En plus de toute cette affaire du Bonbon de Licorne, ils avaient dû participer à deux sessions de traque dans la province de Guanacaste, une avant le raid sur les propriétés de Sebastián Bonel et une après. Au cours de ces sessions visant à essayer de retrouver Toro, ils avaient assistés des agents de la Force Publique et du Ministère de l'Environnement. Au cours de la deuxième session, ils avaient découverts des traces fraîches mais avant qu'ils puissent le rattraper, le carnotaure s'était replié dans une zone de forêt dense, où les véhicules ne pouvaient pas le suivre et où une traque à pied aurait pu rapidement virer au cauchemar, surtout que c'était arrivé peu avant la tombée de la nuit. Sachant qu'ils ne retrouveraient pas le prédateur avant le départ du couple, ou son incarcération si son plan s'avérait à échouer malgré ses efforts, Rodrigue avait demandé à Owen de donner une formation accélérée aux agents au sujet de la traque de dinosaures. Malgré les courts délais, Le soigneur s'était non seulement exécuté mais il leur avait aussi vivement recommandé de demander à Caer Draig s'il était possible d'organiser une formation plus complète avec les gardes gris, voire de demander s'il était possible qu'une équipe vienne sur le continent pour aider le gouvernement dans la traque de Toro.

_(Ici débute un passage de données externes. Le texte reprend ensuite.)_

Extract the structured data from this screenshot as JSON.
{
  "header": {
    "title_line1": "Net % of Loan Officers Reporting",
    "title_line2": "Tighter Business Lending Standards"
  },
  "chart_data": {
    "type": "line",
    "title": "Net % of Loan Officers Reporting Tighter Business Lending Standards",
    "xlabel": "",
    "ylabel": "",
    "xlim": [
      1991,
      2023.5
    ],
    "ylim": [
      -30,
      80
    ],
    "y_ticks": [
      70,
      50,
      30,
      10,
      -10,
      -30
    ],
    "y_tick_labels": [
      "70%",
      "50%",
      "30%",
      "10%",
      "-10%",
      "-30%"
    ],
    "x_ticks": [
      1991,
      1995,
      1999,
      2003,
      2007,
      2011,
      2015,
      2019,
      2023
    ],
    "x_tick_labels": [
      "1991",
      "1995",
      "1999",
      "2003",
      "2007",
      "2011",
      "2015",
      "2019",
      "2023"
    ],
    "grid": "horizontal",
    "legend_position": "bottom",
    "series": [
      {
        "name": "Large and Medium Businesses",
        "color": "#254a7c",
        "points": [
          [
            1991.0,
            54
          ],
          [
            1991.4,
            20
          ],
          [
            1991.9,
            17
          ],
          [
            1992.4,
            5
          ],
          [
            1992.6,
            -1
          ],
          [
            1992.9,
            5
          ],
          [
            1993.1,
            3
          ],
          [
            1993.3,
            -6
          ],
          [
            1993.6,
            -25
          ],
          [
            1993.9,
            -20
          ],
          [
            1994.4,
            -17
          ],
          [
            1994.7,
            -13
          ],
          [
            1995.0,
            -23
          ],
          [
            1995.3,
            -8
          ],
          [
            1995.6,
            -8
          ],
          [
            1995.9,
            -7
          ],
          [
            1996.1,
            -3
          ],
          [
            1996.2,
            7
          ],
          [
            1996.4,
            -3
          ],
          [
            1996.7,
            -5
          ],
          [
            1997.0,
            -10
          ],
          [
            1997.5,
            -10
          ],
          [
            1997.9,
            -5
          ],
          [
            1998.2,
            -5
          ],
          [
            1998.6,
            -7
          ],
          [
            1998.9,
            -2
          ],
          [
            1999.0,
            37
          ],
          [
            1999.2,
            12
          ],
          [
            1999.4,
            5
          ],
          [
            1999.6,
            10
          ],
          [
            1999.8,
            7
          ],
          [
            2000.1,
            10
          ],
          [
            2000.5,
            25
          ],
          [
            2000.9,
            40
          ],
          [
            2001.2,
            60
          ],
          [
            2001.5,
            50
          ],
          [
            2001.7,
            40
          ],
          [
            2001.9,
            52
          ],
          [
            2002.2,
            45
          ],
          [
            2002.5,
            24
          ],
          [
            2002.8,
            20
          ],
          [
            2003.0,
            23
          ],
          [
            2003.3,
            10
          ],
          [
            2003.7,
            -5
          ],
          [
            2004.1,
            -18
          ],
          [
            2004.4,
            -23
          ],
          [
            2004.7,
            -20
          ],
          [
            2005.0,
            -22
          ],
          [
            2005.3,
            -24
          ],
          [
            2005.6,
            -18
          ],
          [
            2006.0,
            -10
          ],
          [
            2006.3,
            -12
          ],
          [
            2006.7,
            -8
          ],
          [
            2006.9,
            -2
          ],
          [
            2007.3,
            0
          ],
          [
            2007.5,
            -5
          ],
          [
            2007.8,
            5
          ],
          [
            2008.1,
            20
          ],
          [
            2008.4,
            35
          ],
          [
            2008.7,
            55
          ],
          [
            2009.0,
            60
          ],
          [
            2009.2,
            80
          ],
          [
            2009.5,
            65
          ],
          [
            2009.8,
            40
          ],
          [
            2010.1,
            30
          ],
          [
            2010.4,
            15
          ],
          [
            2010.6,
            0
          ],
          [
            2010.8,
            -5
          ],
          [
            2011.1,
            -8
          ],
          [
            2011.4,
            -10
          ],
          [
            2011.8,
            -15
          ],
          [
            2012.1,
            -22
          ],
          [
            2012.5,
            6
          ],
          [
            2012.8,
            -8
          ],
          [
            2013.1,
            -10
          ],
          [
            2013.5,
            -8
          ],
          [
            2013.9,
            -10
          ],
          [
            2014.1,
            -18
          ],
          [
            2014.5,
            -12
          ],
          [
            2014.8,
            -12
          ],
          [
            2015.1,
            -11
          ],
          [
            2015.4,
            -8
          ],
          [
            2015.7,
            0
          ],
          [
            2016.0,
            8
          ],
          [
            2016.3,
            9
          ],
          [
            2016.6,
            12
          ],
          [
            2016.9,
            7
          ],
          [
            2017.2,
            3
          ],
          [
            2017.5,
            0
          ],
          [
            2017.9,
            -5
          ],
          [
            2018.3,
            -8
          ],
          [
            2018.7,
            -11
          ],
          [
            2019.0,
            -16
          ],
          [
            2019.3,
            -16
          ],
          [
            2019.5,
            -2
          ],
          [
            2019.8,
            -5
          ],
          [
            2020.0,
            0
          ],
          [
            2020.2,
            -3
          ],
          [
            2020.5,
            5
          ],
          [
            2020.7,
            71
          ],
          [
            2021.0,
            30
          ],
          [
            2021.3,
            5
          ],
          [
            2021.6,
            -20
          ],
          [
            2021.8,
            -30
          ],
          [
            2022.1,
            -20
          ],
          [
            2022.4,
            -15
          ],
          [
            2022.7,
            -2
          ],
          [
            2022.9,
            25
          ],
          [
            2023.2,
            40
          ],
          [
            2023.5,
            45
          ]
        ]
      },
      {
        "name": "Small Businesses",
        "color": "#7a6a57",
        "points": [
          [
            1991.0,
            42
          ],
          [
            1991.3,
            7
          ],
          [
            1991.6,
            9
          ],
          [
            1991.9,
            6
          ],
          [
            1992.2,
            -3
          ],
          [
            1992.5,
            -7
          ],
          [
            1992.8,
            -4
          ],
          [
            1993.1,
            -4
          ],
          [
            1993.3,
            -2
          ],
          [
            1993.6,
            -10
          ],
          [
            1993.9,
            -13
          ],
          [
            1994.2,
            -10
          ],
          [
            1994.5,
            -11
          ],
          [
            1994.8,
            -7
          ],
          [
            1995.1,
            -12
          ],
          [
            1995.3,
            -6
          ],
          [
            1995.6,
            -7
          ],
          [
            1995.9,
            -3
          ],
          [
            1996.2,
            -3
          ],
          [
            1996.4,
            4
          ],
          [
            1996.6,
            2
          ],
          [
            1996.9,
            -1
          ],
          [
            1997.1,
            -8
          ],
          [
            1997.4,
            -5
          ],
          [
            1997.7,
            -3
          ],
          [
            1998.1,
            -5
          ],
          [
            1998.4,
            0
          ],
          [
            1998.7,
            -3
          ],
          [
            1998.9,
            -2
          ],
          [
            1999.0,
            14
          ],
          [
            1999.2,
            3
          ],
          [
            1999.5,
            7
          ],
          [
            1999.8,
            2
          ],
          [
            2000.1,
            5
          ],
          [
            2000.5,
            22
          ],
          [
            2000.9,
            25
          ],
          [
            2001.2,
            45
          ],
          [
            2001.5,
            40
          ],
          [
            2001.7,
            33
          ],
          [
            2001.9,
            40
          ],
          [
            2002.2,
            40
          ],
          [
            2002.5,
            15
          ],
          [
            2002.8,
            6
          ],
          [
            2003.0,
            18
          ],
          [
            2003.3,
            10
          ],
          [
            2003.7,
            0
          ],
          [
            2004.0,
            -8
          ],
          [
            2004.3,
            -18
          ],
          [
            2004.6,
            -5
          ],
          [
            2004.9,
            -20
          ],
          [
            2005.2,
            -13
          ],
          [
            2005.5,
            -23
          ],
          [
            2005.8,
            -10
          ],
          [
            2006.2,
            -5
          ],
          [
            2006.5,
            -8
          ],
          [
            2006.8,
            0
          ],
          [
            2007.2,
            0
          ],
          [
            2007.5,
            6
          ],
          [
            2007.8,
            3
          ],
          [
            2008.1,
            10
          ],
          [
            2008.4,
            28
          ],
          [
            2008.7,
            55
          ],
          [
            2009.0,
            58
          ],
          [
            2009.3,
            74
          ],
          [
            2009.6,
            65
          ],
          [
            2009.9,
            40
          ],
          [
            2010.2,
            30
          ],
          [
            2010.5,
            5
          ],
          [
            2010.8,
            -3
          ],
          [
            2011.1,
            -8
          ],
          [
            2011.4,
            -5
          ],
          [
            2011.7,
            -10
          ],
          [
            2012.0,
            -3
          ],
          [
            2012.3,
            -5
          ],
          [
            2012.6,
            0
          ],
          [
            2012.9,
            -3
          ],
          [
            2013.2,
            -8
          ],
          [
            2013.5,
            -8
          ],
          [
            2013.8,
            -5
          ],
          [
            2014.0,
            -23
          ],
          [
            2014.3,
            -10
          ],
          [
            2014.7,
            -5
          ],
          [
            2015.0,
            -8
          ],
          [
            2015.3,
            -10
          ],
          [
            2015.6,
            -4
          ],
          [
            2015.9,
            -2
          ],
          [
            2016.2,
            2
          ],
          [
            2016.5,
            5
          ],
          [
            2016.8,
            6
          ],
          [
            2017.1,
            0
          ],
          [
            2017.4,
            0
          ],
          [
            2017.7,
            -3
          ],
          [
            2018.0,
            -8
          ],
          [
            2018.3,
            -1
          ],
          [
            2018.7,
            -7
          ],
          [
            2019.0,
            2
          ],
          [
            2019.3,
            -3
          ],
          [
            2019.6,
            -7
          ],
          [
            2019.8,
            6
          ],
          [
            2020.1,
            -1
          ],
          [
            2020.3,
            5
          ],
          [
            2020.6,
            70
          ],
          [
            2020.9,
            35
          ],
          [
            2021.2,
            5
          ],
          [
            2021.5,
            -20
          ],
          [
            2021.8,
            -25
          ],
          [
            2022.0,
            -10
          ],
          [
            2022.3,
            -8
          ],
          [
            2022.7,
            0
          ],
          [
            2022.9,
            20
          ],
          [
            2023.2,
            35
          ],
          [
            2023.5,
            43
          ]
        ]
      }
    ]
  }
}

Tandis que Rodrigue s'entretenait avec le garde assigné à la résidence, Claire ouvrit son ordinateur portable, se rendit sur sa boite mail et commença à composer un message destiné à Guillaume Vuillier. A côté, Owen écrivait à sa mère pour la prévenir aussi. Rodrigue vint leur apporter deux enveloppes.
— Tenez. Voici vos billets, dit-il en tendant l'une d'elle. Vous partez dimanche matin. Comme ça, vous aurez juste à temps pour vous reposer un peu avant de vous rendre à Orick pour la vente et en profiter pour régler tout ce bazar avec la fondation Lockwood. J'espère sincèrement qu'elle prendra votre parti et non celui d'InGen.
— Merci, lui dit Claire.
L'agent du DRS leur donna la seconde enveloppe, que lui et le garde avaient auparavant ouverte pour vérifier qu'elle était sûre.
— Et vous avez également reçu un petit cadeau, venant de San Francisco. C'est la part d'un ami à vous. Il a laissé un message à l'intérieur.
Elle regarda l'adresse d'expédition, hocha de la tête et posa l'enveloppe juste à côté de son ordinateur tandis qu'Owen regardait leurs billets d'avion pour indiquer à Caitriona leur heure d'arrivée à l'aéroport de Reno.
— Rodrigue. Merci pour tout, dit la directrice déchue.
— Mais de rien, répondit l'agent. Vous m'avez été d'une aide précieuse, vous savez. C'est moi qui devrais vous remercier. Tenez, ce soir je vous invite au restaurant pour fêter votre victoire au palais de justice et le début de notre amitié. C'est moi qui régale. Mais je vais vous laisser vous reposer un peu. Vingt-heures ça vous dit ?
— Ça roule, acceptèrent-ils.
Rodrigue acquiesça et quitta la résidence, laissant le couple seul. Venant de terminer son message adressé au directeur du CSMD, Claire l'envoya et commença aussitôt l'écriture d'un second email. Dans la case destinataire, elle entra l'adresse d'Elijah Mills, écrivit son message mais au moment de cliquer sur « Envoyer », elle hésita un instant, comme si elle savait qu'envoyer cet email n'en vaudrait pas la peine. Son regard dériva sur l'enveloppe à côté de l'ordinateur, celle expédiée de San Francisco.